It’s beyond frustrating. You’ve got a terrific clinical story. A real benefit for patients. A p-value your stats professor would drool over. Your product – drug, drug/device combo, diagnostic panel – could change the world, if only the world would change.

What is getting in the way?

Do the reps need more training? Is your pricing strategy off target? Will your product require prescribers to do more “selling” than they’re used to? Are your competitors brandishing a bigger budget and larger field footprint?

The answer to all could be, “yes,” but in our experience, the biggest boulder on what ought to be the inevitable clear path to the advancing of science is often the science of human behavior.  And what that field of study tells us is that as a rule, humans rarely make purely rational decisions.

Even those trained to be data-driven tend to rely on a tangled amalgam of evidence, experience, and emotion. Not necessarily in that order.

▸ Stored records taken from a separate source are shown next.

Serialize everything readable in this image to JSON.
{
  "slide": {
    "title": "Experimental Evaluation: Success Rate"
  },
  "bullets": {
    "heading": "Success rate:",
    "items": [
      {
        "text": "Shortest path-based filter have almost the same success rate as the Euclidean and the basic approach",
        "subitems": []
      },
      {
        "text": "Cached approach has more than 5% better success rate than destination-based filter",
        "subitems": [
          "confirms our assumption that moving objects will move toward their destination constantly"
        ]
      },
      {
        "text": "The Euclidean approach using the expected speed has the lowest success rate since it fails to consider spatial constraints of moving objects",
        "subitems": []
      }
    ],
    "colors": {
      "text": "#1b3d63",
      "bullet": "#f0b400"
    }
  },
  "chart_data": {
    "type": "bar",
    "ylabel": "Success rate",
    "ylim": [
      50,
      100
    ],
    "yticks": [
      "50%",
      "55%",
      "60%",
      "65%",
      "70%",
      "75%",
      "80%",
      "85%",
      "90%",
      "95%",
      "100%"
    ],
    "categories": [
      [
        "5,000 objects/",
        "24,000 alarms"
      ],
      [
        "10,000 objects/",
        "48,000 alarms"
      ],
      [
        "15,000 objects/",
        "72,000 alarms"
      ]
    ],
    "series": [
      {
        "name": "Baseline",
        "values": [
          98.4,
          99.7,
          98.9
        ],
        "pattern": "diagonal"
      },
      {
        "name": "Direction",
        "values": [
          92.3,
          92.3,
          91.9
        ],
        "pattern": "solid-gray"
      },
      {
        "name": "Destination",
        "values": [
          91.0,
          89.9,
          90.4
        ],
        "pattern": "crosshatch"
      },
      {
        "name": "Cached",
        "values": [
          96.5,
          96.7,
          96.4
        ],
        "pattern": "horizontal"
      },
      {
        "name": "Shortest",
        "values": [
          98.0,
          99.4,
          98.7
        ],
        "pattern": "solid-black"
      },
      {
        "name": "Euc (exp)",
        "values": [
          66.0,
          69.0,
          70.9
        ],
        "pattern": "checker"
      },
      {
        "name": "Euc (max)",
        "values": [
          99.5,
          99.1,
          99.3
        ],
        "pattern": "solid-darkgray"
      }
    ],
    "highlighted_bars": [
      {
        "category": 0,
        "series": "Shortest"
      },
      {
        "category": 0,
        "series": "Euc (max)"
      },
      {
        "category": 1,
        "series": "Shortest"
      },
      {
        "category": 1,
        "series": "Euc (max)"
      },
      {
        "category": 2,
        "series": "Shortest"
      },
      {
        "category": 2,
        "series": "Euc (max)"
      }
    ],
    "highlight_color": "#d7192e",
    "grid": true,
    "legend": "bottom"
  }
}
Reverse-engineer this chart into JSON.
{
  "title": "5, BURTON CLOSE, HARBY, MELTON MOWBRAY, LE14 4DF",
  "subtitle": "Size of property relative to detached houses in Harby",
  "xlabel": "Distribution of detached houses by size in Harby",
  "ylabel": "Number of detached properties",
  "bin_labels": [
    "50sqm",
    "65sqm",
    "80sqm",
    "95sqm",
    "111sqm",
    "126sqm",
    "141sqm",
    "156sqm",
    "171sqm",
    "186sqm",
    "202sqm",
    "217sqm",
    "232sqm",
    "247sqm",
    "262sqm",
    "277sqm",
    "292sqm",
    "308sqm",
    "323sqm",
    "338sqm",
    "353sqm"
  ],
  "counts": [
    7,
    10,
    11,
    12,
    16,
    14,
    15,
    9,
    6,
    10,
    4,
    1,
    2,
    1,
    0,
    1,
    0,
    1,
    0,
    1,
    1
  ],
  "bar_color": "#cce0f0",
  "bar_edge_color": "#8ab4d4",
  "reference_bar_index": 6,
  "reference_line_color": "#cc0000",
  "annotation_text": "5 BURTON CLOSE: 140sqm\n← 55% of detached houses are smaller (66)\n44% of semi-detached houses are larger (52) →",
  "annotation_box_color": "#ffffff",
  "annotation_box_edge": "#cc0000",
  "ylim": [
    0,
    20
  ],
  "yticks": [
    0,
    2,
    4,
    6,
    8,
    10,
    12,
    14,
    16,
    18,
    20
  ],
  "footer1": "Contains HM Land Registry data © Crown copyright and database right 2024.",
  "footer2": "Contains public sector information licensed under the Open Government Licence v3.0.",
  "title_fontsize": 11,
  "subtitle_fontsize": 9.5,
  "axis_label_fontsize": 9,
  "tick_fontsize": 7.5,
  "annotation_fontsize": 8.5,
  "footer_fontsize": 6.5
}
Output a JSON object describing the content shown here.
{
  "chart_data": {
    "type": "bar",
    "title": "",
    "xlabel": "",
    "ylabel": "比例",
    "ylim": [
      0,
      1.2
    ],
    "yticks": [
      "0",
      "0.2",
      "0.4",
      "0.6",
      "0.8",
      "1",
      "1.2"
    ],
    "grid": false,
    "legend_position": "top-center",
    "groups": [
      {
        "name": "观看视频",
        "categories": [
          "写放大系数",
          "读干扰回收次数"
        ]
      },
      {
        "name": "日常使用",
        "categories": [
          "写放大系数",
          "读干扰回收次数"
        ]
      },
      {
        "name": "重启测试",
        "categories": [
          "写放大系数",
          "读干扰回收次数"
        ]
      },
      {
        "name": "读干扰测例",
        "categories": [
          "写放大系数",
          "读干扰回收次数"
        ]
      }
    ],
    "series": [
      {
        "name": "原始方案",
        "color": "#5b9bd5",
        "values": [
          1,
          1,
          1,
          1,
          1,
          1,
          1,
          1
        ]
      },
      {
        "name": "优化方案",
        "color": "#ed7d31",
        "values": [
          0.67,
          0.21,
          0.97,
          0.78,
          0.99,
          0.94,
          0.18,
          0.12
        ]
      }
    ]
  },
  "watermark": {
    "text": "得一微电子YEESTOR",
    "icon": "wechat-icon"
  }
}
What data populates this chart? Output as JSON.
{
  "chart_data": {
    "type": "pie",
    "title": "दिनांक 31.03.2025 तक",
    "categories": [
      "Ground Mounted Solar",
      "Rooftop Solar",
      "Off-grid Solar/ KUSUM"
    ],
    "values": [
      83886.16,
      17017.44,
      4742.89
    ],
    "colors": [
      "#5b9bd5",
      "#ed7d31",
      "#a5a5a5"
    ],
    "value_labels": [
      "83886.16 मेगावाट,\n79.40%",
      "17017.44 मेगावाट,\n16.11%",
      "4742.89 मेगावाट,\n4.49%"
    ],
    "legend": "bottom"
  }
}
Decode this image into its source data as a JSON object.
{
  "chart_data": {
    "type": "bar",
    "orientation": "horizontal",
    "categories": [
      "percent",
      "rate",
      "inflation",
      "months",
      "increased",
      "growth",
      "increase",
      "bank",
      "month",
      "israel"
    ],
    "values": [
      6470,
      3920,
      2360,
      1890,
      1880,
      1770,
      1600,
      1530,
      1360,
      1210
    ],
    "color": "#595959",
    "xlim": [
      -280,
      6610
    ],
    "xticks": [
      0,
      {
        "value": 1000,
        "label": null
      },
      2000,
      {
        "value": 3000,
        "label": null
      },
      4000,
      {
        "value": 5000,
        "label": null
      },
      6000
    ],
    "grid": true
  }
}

With the vast amounts of data and updates spewed forward in each morning’s batch of newsletters, it’s understandable that they fall into the logical traps that cloud judgment and foster a loyalty to the status quo.

Here are just a few of the biases we at precisioneffect have identified in a recent effort to increase utilization of two different drugs in the hospital setting:

Status Quo Bias

Individuals like to stay relatively the same and feel the risk of change is not worth the potential benefits.

Decision Paralysis

Overloaded with too much choice, individuals will avoid decision-making completely or spend too much time on making decisions.

Availability Bias

Individuals use mental shortcuts to make decisions based on examples that are recent or most available in their minds.

Identifying the behaviors in order to change them

At precisioneffect, we get around these black holes by identifying all the behaviors, prevailing attitudes, and potential biases – along the continuum of treatment (or diagnosis) where HCPs or patients are making micro-decisions that could potentially be shifted with the appropriate touch. 

Often there are a host of beliefs that need to line up before a doctor can specify your brand:

·         Does he consider the current guidelines?

·         Does she see many patients with this condition or just a few?

·         Does he have experience with other drugs in the class?

·         How intense is the pressure to choose a lower-cost alternative?

These are the hotspots, the standard-changing moments that lead to prescribing behavior and habit building.

We match up the hotspots against the prospect’s media profile. Do they consume professional videos online? 70% of doctors do. Do they depend on the information they receive from others? CEOs tend to gather a lot of opinions. That behavior can be traced via dark social- listening technology.

With hotspots pinpointed and consumption habits tagged, we have the opportunity to be highly relevant; delivering the right information or the right influencer to break through the biases and offer real value (which could be a benefit of our product, supported by its terrific data).

People are wired to cling to the status quo, what’s known is safe and comfortable. Embracing new agents or technology pushes everyone — HCPs, patients, caregivers, and even payers into areas unknown. Which is, of course, where the real change is happening. The better we understand just how we all think, the sooner we can get there.